Pemuda yang ancam bunuh Jokowi tidak bebas, tetapi diadili dengan cara ini

Roy alias S

Terkini.id – Pemuda yang benama Roy atau S, membuat heboh karena mengancam ingin membunuh dan hina Jokowi, Presiden RI. Menjadi semakin heboh, karena kabar beredar Roy dibebaskan polisi.

Berita itu membuat pemerintah khususnya Presiden Jokowi dikritik, karena membebaskan Roy yang diketahui etnis Tionghoa.

Sementara, sebelumnya, seorang pemuda juga menghina presiden namun dipenjara.

Tidak dibebaskan

Kepolisian RI mengklarifikasi bahwa Roy dibebaskan. Kepolisian memastikan Roy tetap dihukum.

Kepala Divisi Hubungan Masyarakat Polri, Inspektur Jenderal Polisi Setyo Wasisto, mengungkapkan, meski Roy masih berusia 16 tahun (di bawah umur), dia tetap diadili.

“Jika dilihat umurnya, masih di bawah umur.

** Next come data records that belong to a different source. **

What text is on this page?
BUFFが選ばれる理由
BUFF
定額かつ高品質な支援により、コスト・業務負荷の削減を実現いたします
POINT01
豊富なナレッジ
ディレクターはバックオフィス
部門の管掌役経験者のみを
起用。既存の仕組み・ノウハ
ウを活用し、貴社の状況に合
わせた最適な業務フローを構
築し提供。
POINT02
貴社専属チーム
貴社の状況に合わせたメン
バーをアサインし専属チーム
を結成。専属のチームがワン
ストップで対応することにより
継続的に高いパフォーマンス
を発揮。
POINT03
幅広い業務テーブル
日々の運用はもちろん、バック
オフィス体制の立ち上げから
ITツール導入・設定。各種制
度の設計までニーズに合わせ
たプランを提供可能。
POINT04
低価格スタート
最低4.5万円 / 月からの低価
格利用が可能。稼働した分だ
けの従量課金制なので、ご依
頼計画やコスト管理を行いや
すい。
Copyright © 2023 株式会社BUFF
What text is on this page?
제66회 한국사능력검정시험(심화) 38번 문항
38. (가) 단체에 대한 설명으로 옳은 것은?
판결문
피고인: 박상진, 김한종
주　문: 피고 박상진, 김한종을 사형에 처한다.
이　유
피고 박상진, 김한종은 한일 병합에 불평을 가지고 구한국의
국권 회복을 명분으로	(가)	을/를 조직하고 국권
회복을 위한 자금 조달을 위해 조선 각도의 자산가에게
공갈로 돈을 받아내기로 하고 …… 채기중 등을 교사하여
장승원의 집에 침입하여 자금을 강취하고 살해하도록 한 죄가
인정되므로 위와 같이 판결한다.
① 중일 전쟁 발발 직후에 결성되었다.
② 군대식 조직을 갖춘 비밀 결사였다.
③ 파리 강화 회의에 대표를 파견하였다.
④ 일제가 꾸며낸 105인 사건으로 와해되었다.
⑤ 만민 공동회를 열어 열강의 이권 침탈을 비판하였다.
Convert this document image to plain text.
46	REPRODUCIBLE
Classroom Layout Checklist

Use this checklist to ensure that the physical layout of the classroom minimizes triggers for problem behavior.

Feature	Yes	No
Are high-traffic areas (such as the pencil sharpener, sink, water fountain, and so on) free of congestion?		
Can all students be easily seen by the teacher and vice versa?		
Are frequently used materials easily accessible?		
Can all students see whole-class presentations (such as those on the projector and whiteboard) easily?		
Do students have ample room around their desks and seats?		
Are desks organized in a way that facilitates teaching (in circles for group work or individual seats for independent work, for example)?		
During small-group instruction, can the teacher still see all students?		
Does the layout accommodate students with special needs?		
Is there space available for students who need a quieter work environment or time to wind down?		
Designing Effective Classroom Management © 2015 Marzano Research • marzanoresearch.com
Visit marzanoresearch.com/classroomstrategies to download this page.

Kelakuannya sudah bukan di bawah umur,” kata Setyo seperti dilansir dari viva.co.id, Kamis, 24 Mei 2018.

Setyo mengungkapkan, Roy alias S dijerat dengan Undang-undang Peradilan Anak. “Bisa, bisa (kena pidana). Tapi peradilannya, peradilan anak. Jadi jangan macam-macam, tetap kami kejar (usut),” tandasnya.

Tidak menutup kemungkinan, Roy alias S bakal meringkuk di penjara selama lebih dari setahun. Sebab, berkaca dari kasus serupa yang terjadi di Medan, Sumatra Utara.

Pelaku penghina presiden yang sebelumnya, yang disebut melakukan hal yang sama dengan Roy, berinisial MFB.

MFB diringkus karena bukan cuma menghina Presiden Joko Widodo, tetapi juga Kapolri Jenderal (Pol) Tito Karnavian.

MFB divonis hukuman kurungan penjara lebih dari setahun oleh majelis hakim Pengadilan Negeri Medan.

“Dulu ada umur 17 tahun kami tangkap. Nanti prosedurnya dalam pengadilannya, pengadilan anak,” kata Setyo.

Seperti diketahui, sebelumnya, Roy alias S diringkus polisi setelah mengancam akan membunuh Presiden Jokowi, ancaman itu direkam dalam bentuk video dan disebarkan di media sosial.

Dalam rekaman itu, Roy mengatakan ingin membunuh Jokowi dengan cara yang keji, yakni menembaknya, memancung kepalanya dan membakar rumahnya.

“Gua tembak, ini kacung gua. Gua pasung kepalanya. Jokowi gila. Gua bakar rumahnya, Presiden Jokowi, gua tantang elu, cari gua 24 jam, kalau elu enggak cariin gua, gua menang,” seperti itulah kutipan ucapan Roy.

Usai ditangkap polisi di Kembangan, Jakarta Barat, Roy mengaku perbuatan itu dilakukannya karena iseng saja. Bukan benar-benar berniat membunuh Jokowi.